Not at this point in time. Adjudicators have to peruse through many pages of documents and reading on screen is more tiring than paper. Printing by NISO/NISG may have undesired effects such as printing errors, document sequencing, font issues, page size issues, graphic formats, etc.
How should I start to tackle an entry
We suggest that you read the safety awards brochure to get an overview of what the awards is about and why you should enter. It also outlines the award categories. Next you should read the guidelines incorporating the prompt sheet. This should be read in conjunction with the slide notes from the workshop which are available in workshop packs and from the downloads page [when the workshops have been completed]. You should familiarise yourself with this website and estimate the process you will adopt to complete the task. Decide if you will hand over some of the responsibilities to others on your team or not. Either way, devise your plan and timescales. Consult the FAQ pages, especially this one and FAQs: Application.
- Consult the Awards brochure and decide if you would like your organisation to win a Safety Award
- Read the guidelines in conjunction with the slide notes from the workshops [see downloads page]
- Familiarise yourself and, if relevant, your team with this website.
- Devise your plan for making a submission
- Quality, not quantity. Evidence not aspirations
- Submit by the closing date
We suggest that you first fill in the entry form which also includes section 1 [Accident Statistics]. This is normally straight forward for organisations that maintain records. We then suggest that you tackle Health and Safety Management (Section 2) which is generally submitting evidence that you have a management system and safety policy in place. For all the remaining sections, think and supply EVIDENCE not aspirations or blank paperwork.
Must I submit information only relating to the year in question?
Generally yes, however, there are circumstances when you may have to submit older information / evidence, for example, if your health and safety policy states that your safety statement will be reviewed every two years in the absence of new work practices, then it is perfectly acceptable to submit a safety statement that is not in the year in question. Also, if training is required every two or three years, training records going back in time are acceptable.
The year in question for the 2017 Safety Awards is 2016
You state that any organisation’s objective should be zero accidents. This is unrealistic in my industry.
NISO and NISG state that an organisation’s target must always be zero accidents. NISO or NISG cannot accept that an organisation will have a target of a certain number of accidents. However, zero accidents may not be achieved by an organisation but its achievements can be measured in the downward trend to zero accidents.
What is the difference between audits and inspections?
For the purposes of the Safety Awards, audits tend to be of shorter duration than inspections and tend to work from a pre printed audit sheet which is effectively a checklist [tick box questionnaire]. An inspection tends to be more detailed with more analysis required.
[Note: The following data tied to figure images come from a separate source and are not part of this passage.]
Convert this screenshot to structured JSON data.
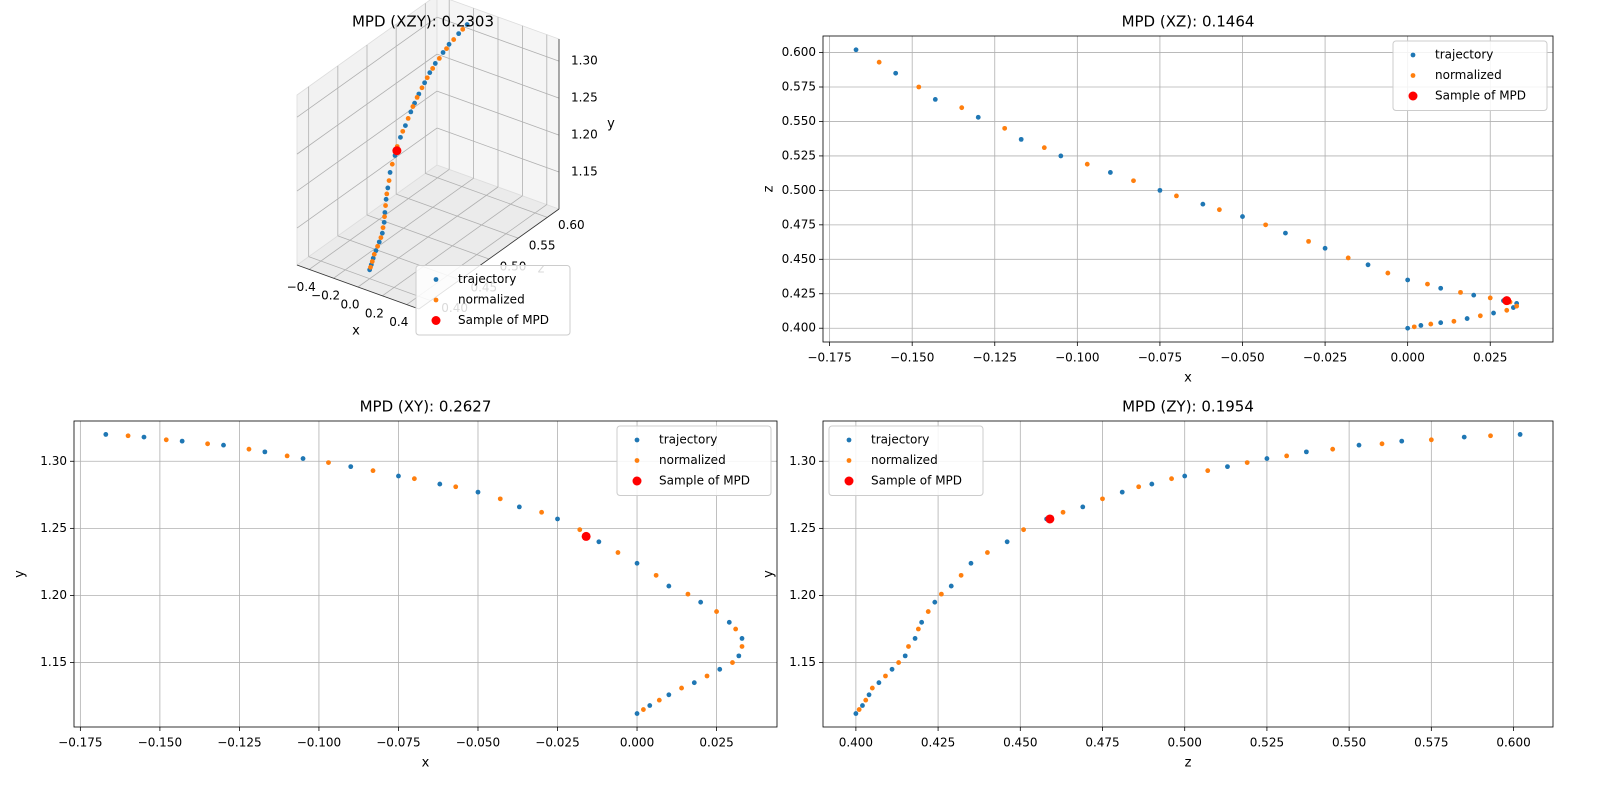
{
  "chart_data": [
    {
      "type": "scatter3d",
      "title": "MPD (XZY): 0.2303",
      "xlabel": "x",
      "ylabel": "y",
      "zlabel": "z",
      "xlim": [
        -0.5,
        0.5
      ],
      "ylim": [
        1.1,
        1.33
      ],
      "zlim": [
        0.38,
        0.62
      ],
      "xticks": [
        {
          "value": -0.4,
          "label": "−0.4"
        },
        {
          "value": -0.2,
          "label": "−0.2"
        },
        {
          "value": 0,
          "label": "0.0"
        },
        0.2,
        0.4
      ],
      "yticks": [
        1.15,
        {
          "value": 1.2,
          "label": "1.20"
        },
        1.25,
        {
          "value": 1.3,
          "label": "1.30"
        }
      ],
      "zticks": [
        {
          "value": 0.4,
          "label": "0.40"
        },
        0.45,
        {
          "value": 0.5,
          "label": "0.50"
        },
        0.55,
        {
          "value": 0.6,
          "label": "0.60"
        }
      ],
      "grid": true,
      "legend": "lower right",
      "series": [
        {
          "name": "trajectory",
          "color": "#1f77b4",
          "x": [
            -0.167,
            -0.155,
            -0.143,
            -0.13,
            -0.117,
            -0.105,
            -0.09,
            -0.075,
            -0.062,
            -0.05,
            -0.037,
            -0.025,
            -0.012,
            0,
            0.01,
            0.02,
            0.029,
            0.033,
            0.032,
            0.026,
            0.018,
            0.01,
            0.004,
            0
          ],
          "y": [
            1.32,
            1.318,
            1.315,
            1.312,
            1.307,
            1.302,
            1.296,
            1.289,
            1.283,
            1.277,
            1.266,
            1.257,
            1.24,
            1.224,
            1.207,
            1.195,
            1.18,
            1.168,
            1.155,
            1.145,
            1.135,
            1.126,
            1.118,
            1.112
          ],
          "z": [
            0.602,
            0.585,
            0.566,
            0.553,
            0.537,
            0.525,
            0.513,
            0.5,
            0.49,
            0.481,
            0.469,
            0.458,
            0.446,
            0.435,
            0.429,
            0.424,
            0.42,
            0.418,
            0.415,
            0.411,
            0.407,
            0.404,
            0.402,
            0.4
          ]
        },
        {
          "name": "normalized",
          "color": "#ff7f0e",
          "x": [
            -0.16,
            -0.148,
            -0.135,
            -0.122,
            -0.11,
            -0.097,
            -0.083,
            -0.07,
            -0.057,
            -0.043,
            -0.03,
            -0.018,
            -0.006,
            0.006,
            0.016,
            0.025,
            0.031,
            0.033,
            0.03,
            0.022,
            0.014,
            0.007,
            0.002
          ],
          "y": [
            1.319,
            1.316,
            1.313,
            1.309,
            1.304,
            1.299,
            1.293,
            1.287,
            1.281,
            1.272,
            1.262,
            1.249,
            1.232,
            1.215,
            1.201,
            1.188,
            1.175,
            1.162,
            1.15,
            1.14,
            1.131,
            1.122,
            1.115
          ],
          "z": [
            0.593,
            0.575,
            0.56,
            0.545,
            0.531,
            0.519,
            0.507,
            0.496,
            0.486,
            0.475,
            0.463,
            0.451,
            0.44,
            0.432,
            0.426,
            0.422,
            0.419,
            0.416,
            0.413,
            0.409,
            0.405,
            0.403,
            0.401
          ]
        },
        {
          "name": "Sample of MPD",
          "color": "#ff0000",
          "x": [
            -0.016
          ],
          "y": [
            1.244
          ],
          "z": [
            0.45
          ]
        }
      ]
    },
    {
      "type": "scatter",
      "title": "MPD (XZ): 0.1464",
      "xlabel": "x",
      "ylabel": "z",
      "xlim": [
        -0.177,
        0.044
      ],
      "ylim": [
        0.39,
        0.612
      ],
      "xticks": [
        {
          "value": -0.175,
          "label": "−0.175"
        },
        {
          "value": -0.15,
          "label": "−0.150"
        },
        {
          "value": -0.125,
          "label": "−0.125"
        },
        {
          "value": -0.1,
          "label": "−0.100"
        },
        {
          "value": -0.075,
          "label": "−0.075"
        },
        {
          "value": -0.05,
          "label": "−0.050"
        },
        {
          "value": -0.025,
          "label": "−0.025"
        },
        {
          "value": 0,
          "label": "0.000"
        },
        0.025
      ],
      "yticks": [
        {
          "value": 0.4,
          "label": "0.400"
        },
        0.425,
        {
          "value": 0.45,
          "label": "0.450"
        },
        0.475,
        {
          "value": 0.5,
          "label": "0.500"
        },
        0.525,
        {
          "value": 0.55,
          "label": "0.550"
        },
        0.575,
        {
          "value": 0.6,
          "label": "0.600"
        }
      ],
      "grid": true,
      "legend": "upper right",
      "series": [
        {
          "name": "trajectory",
          "color": "#1f77b4",
          "x": [
            -0.167,
            -0.155,
            -0.143,
            -0.13,
            -0.117,
            -0.105,
            -0.09,
            -0.075,
            -0.062,
            -0.05,
            -0.037,
            -0.025,
            -0.012,
            0,
            0.01,
            0.02,
            0.029,
            0.033,
            0.032,
            0.026,
            0.018,
            0.01,
            0.004,
            0
          ],
          "y": [
            0.602,
            0.585,
            0.566,
            0.553,
            0.537,
            0.525,
            0.513,
            0.5,
            0.49,
            0.481,
            0.469,
            0.458,
            0.446,
            0.435,
            0.429,
            0.424,
            0.42,
            0.418,
            0.415,
            0.411,
            0.407,
            0.404,
            0.402,
            0.4
          ]
        },
        {
          "name": "normalized",
          "color": "#ff7f0e",
          "x": [
            -0.16,
            -0.148,
            -0.135,
            -0.122,
            -0.11,
            -0.097,
            -0.083,
            -0.07,
            -0.057,
            -0.043,
            -0.03,
            -0.018,
            -0.006,
            0.006,
            0.016,
            0.025,
            0.031,
            0.033,
            0.03,
            0.022,
            0.014,
            0.007,
            0.002
          ],
          "y": [
            0.593,
            0.575,
            0.56,
            0.545,
            0.531,
            0.519,
            0.507,
            0.496,
            0.486,
            0.475,
            0.463,
            0.451,
            0.44,
            0.432,
            0.426,
            0.422,
            0.419,
            0.416,
            0.413,
            0.409,
            0.405,
            0.403,
            0.401
          ]
        },
        {
          "name": "Sample of MPD",
          "color": "#ff0000",
          "x": [
            0.03
          ],
          "y": [
            0.42
          ]
        }
      ]
    },
    {
      "type": "scatter",
      "title": "MPD (XY): 0.2627",
      "xlabel": "x",
      "ylabel": "y",
      "xlim": [
        -0.177,
        0.044
      ],
      "ylim": [
        1.102,
        1.33
      ],
      "xticks": [
        {
          "value": -0.175,
          "label": "−0.175"
        },
        {
          "value": -0.15,
          "label": "−0.150"
        },
        {
          "value": -0.125,
          "label": "−0.125"
        },
        {
          "value": -0.1,
          "label": "−0.100"
        },
        {
          "value": -0.075,
          "label": "−0.075"
        },
        {
          "value": -0.05,
          "label": "−0.050"
        },
        {
          "value": -0.025,
          "label": "−0.025"
        },
        {
          "value": 0,
          "label": "0.000"
        },
        0.025
      ],
      "yticks": [
        1.15,
        {
          "value": 1.2,
          "label": "1.20"
        },
        1.25,
        {
          "value": 1.3,
          "label": "1.30"
        }
      ],
      "grid": true,
      "legend": "upper right",
      "series": [
        {
          "name": "trajectory",
          "color": "#1f77b4",
          "x": [
            -0.167,
            -0.155,
            -0.143,
            -0.13,
            -0.117,
            -0.105,
            -0.09,
            -0.075,
            -0.062,
            -0.05,
            -0.037,
            -0.025,
            -0.012,
            0,
            0.01,
            0.02,
            0.029,
            0.033,
            0.032,
            0.026,
            0.018,
            0.01,
            0.004,
            0
          ],
          "y": [
            1.32,
            1.318,
            1.315,
            1.312,
            1.307,
            1.302,
            1.296,
            1.289,
            1.283,
            1.277,
            1.266,
            1.257,
            1.24,
            1.224,
            1.207,
            1.195,
            1.18,
            1.168,
            1.155,
            1.145,
            1.135,
            1.126,
            1.118,
            1.112
          ]
        },
        {
          "name": "normalized",
          "color": "#ff7f0e",
          "x": [
            -0.16,
            -0.148,
            -0.135,
            -0.122,
            -0.11,
            -0.097,
            -0.083,
            -0.07,
            -0.057,
            -0.043,
            -0.03,
            -0.018,
            -0.006,
            0.006,
            0.016,
            0.025,
            0.031,
            0.033,
            0.03,
            0.022,
            0.014,
            0.007,
            0.002
          ],
          "y": [
            1.319,
            1.316,
            1.313,
            1.309,
            1.304,
            1.299,
            1.293,
            1.287,
            1.281,
            1.272,
            1.262,
            1.249,
            1.232,
            1.215,
            1.201,
            1.188,
            1.175,
            1.162,
            1.15,
            1.14,
            1.131,
            1.122,
            1.115
          ]
        },
        {
          "name": "Sample of MPD",
          "color": "#ff0000",
          "x": [
            -0.016
          ],
          "y": [
            1.244
          ]
        }
      ]
    },
    {
      "type": "scatter",
      "title": "MPD (ZY): 0.1954",
      "xlabel": "z",
      "ylabel": "y",
      "xlim": [
        0.39,
        0.612
      ],
      "ylim": [
        1.102,
        1.33
      ],
      "xticks": [
        {
          "value": 0.4,
          "label": "0.400"
        },
        0.425,
        {
          "value": 0.45,
          "label": "0.450"
        },
        0.475,
        {
          "value": 0.5,
          "label": "0.500"
        },
        0.525,
        {
          "value": 0.55,
          "label": "0.550"
        },
        0.575,
        {
          "value": 0.6,
          "label": "0.600"
        }
      ],
      "yticks": [
        1.15,
        {
          "value": 1.2,
          "label": "1.20"
        },
        1.25,
        {
          "value": 1.3,
          "label": "1.30"
        }
      ],
      "grid": true,
      "legend": "upper left",
      "series": [
        {
          "name": "trajectory",
          "color": "#1f77b4",
          "x": [
            0.602,
            0.585,
            0.566,
            0.553,
            0.537,
            0.525,
            0.513,
            0.5,
            0.49,
            0.481,
            0.469,
            0.458,
            0.446,
            0.435,
            0.429,
            0.424,
            0.42,
            0.418,
            0.415,
            0.411,
            0.407,
            0.404,
            0.402,
            0.4
          ],
          "y": [
            1.32,
            1.318,
            1.315,
            1.312,
            1.307,
            1.302,
            1.296,
            1.289,
            1.283,
            1.277,
            1.266,
            1.257,
            1.24,
            1.224,
            1.207,
            1.195,
            1.18,
            1.168,
            1.155,
            1.145,
            1.135,
            1.126,
            1.118,
            1.112
          ]
        },
        {
          "name": "normalized",
          "color": "#ff7f0e",
          "x": [
            0.593,
            0.575,
            0.56,
            0.545,
            0.531,
            0.519,
            0.507,
            0.496,
            0.486,
            0.475,
            0.463,
            0.451,
            0.44,
            0.432,
            0.426,
            0.422,
            0.419,
            0.416,
            0.413,
            0.409,
            0.405,
            0.403,
            0.401
          ],
          "y": [
            1.319,
            1.316,
            1.313,
            1.309,
            1.304,
            1.299,
            1.293,
            1.287,
            1.281,
            1.272,
            1.262,
            1.249,
            1.232,
            1.215,
            1.201,
            1.188,
            1.175,
            1.162,
            1.15,
            1.14,
            1.131,
            1.122,
            1.115
          ]
        },
        {
          "name": "Sample of MPD",
          "color": "#ff0000",
          "x": [
            0.459
          ],
          "y": [
            1.257
          ]
        }
      ]
    }
  ]
}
Inspections tend to be more thorough and last longer.
Can you give me examples of intent vs evidence?
Intent: Safety Policy may state that the Safety Statement is reviewed annually.
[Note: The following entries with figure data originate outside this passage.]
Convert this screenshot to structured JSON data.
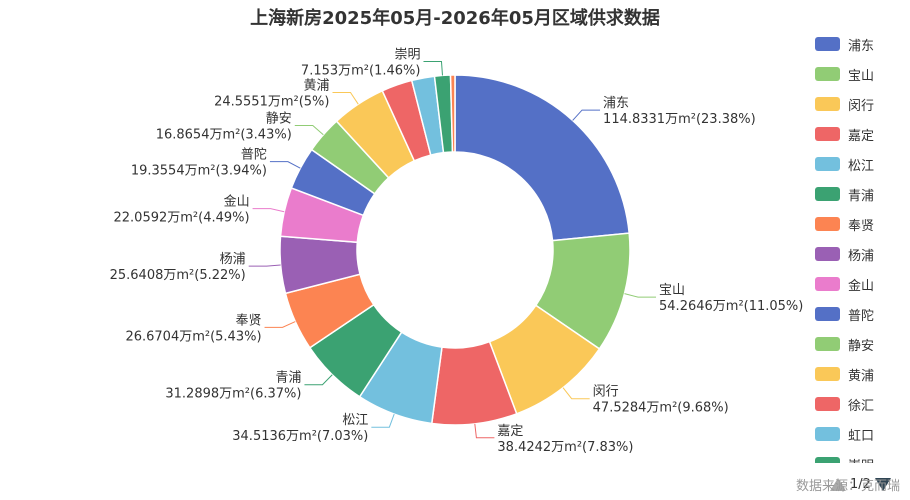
{
  "chart_data": {
    "type": "pie",
    "variant": "donut",
    "title": "上海新房2025年05月-2026年05月区域供求数据",
    "unit": "万m²",
    "slices": [
      {
        "name": "浦东",
        "value": 114.8331,
        "percent": "23.38%",
        "color": "#5470c6"
      },
      {
        "name": "宝山",
        "value": 54.2646,
        "percent": "11.05%",
        "color": "#91cc75"
      },
      {
        "name": "闵行",
        "value": 47.5284,
        "percent": "9.68%",
        "color": "#fac858"
      },
      {
        "name": "嘉定",
        "value": 38.4242,
        "percent": "7.83%",
        "color": "#ee6666"
      },
      {
        "name": "松江",
        "value": 34.5136,
        "percent": "7.03%",
        "color": "#73c0de"
      },
      {
        "name": "青浦",
        "value": 31.2898,
        "percent": "6.37%",
        "color": "#3ba272"
      },
      {
        "name": "奉贤",
        "value": 26.6704,
        "percent": "5.43%",
        "color": "#fc8452"
      },
      {
        "name": "杨浦",
        "value": 25.6408,
        "percent": "5.22%",
        "color": "#9a60b4"
      },
      {
        "name": "金山",
        "value": 22.0592,
        "percent": "4.49%",
        "color": "#ea7ccc"
      },
      {
        "name": "普陀",
        "value": 19.3554,
        "percent": "3.94%",
        "color": "#5470c6"
      },
      {
        "name": "静安",
        "value": 16.8654,
        "percent": "3.43%",
        "color": "#91cc75"
      },
      {
        "name": "黄浦",
        "value": 24.5551,
        "percent": "5%",
        "color": "#fac858"
      },
      {
        "name": "徐汇",
        "value": 13.9,
        "percent": "",
        "color": "#ee6666"
      },
      {
        "name": "虹口",
        "value": 10.3,
        "percent": "",
        "color": "#73c0de"
      },
      {
        "name": "崇明",
        "value": 7.153,
        "percent": "1.46%",
        "color": "#3ba272"
      },
      {
        "name": "",
        "value": 2.0,
        "percent": "",
        "color": "#fc8452"
      }
    ],
    "legend": {
      "position": "right",
      "items": [
        "浦东",
        "宝山",
        "闵行",
        "嘉定",
        "松江",
        "青浦",
        "奉贤",
        "杨浦",
        "金山",
        "普陀",
        "静安",
        "黄浦",
        "徐汇",
        "虹口",
        "崇明"
      ],
      "page": "1/2"
    }
  },
  "source_note": "数据来源：克而瑞"
}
Evidence: The Safety Statement will be signed and dated within this annual review period.
Intent: Statement by Organisation that there will be four safety committee meetings during the year.
Evidence: Sample minutes of committee meeting showing date and attendees together with date of next meeting recorded.
Intent: Blank training record sheet
Evidence: Training record sheet signed by attendees, dated and signed off by competent trainer.
Am I at a disadvantage because some of the items listed in the prompt sheet don’t apply to my organisation?
If items listed in the prompt sheet are not relevant to your organisation, say so, and state why they are not relevant. The marks allocated for this question will be deducted from the possible marks allocated for that section, ensuring such an organisation is not at any disadvantage as a result. It is therefore possible for all organisations to achieve maximum marks irrespective of whether an item in the prompt list is relevant or not. Remember, if it is not relevant, you must convince the adjudicators, to enable the appropriate adjustment to be made.
I am making a submission based on the whole organisation and the risks are different for each location / site. What do I do?
Sample risk assessments covering all the risks spread out over all the locations / sites must be provided. Your submission should reflect evidence from all parts of the organisation.